One telling sign of a change of approach to the debt crisis is the ECB's halting, at least for now, of its program to buy Greek, Portuguese and Irish bonds. The program helped support bond prices in the secondary market and held down bond yields — the two move in opposite directions.
The ECB, which adamantly opposes a Greek restructuring, last reported making purchases the week ending March 25. It has subsequently held off even as Greek yields spiked to levels that price in a strong likelihood of default.
Marco Valli, chief eurozone economist at UniCredit Research, says the bank is likely noting that Greece's troubles of late have shown fewer signs of dragging down other countries such as Spain and Italy, with European stocks and Spanish and Italian bonds holding up fairly well. Market contagion to those countries would worsen the crisis since they are considered too big to bail out.
"The ECB seems less willing than in the past to take on itself the burden of smoothing the adjustment in peripheral countries," Valli said. "This attitude probably hides growing dissatisfaction on how politicians have been handling the crisis."
Trichet is likely annoyed that the politicians have not permitted Europe's bailout fund to take over some of the bond buying burden from the ECB — as well as some of the risk of holding billions in shaky bonds that might have to be written down if Greece restructures.
The broader picture is that most of Europe's economy is growing moderately and some places — particularly Germany — are doing quite well, with falling unemployment accompanying strong exports and industrial orders.
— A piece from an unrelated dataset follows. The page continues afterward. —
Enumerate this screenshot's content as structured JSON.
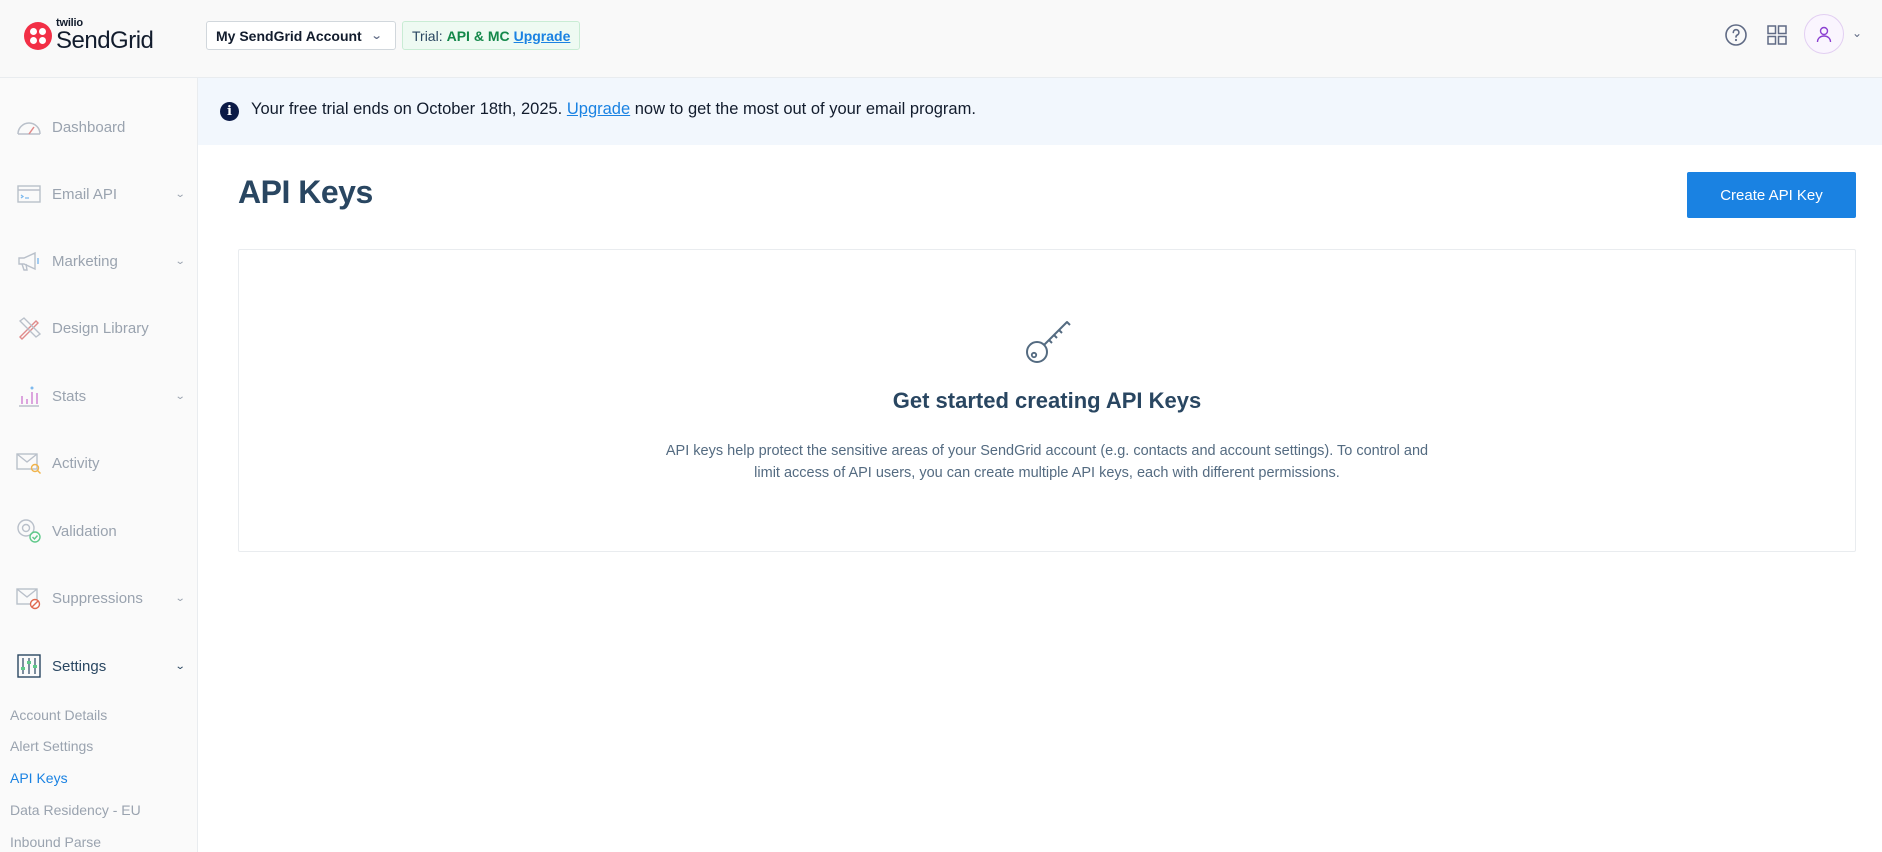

Stronger growth brings with it the prospect of upward pressure on prices, and the bank must choose the rate that fits the European economy best as a whole.
Since Greece, Ireland and Portugal make up only 6.2 percent of eurozone output, they are less important for rate policy than Germany, which alone accounts for 26 percent.
The primary risk for the rest of the eurozone from Greece is not from lagging growth and high unemployment, but from the possibility that banks in other countries suffer losses on peripheral bonds and have to restrict lending to companies.
"Since the April hike it should be clear that the ECB's monetary policy is targeted at the eurozone as a whole," said economist Carsten Brzeski at ING. "The ECB continues to be a believer of one-size-fits-all. This is why we expect further rate hikes this year — but at a moderate pace."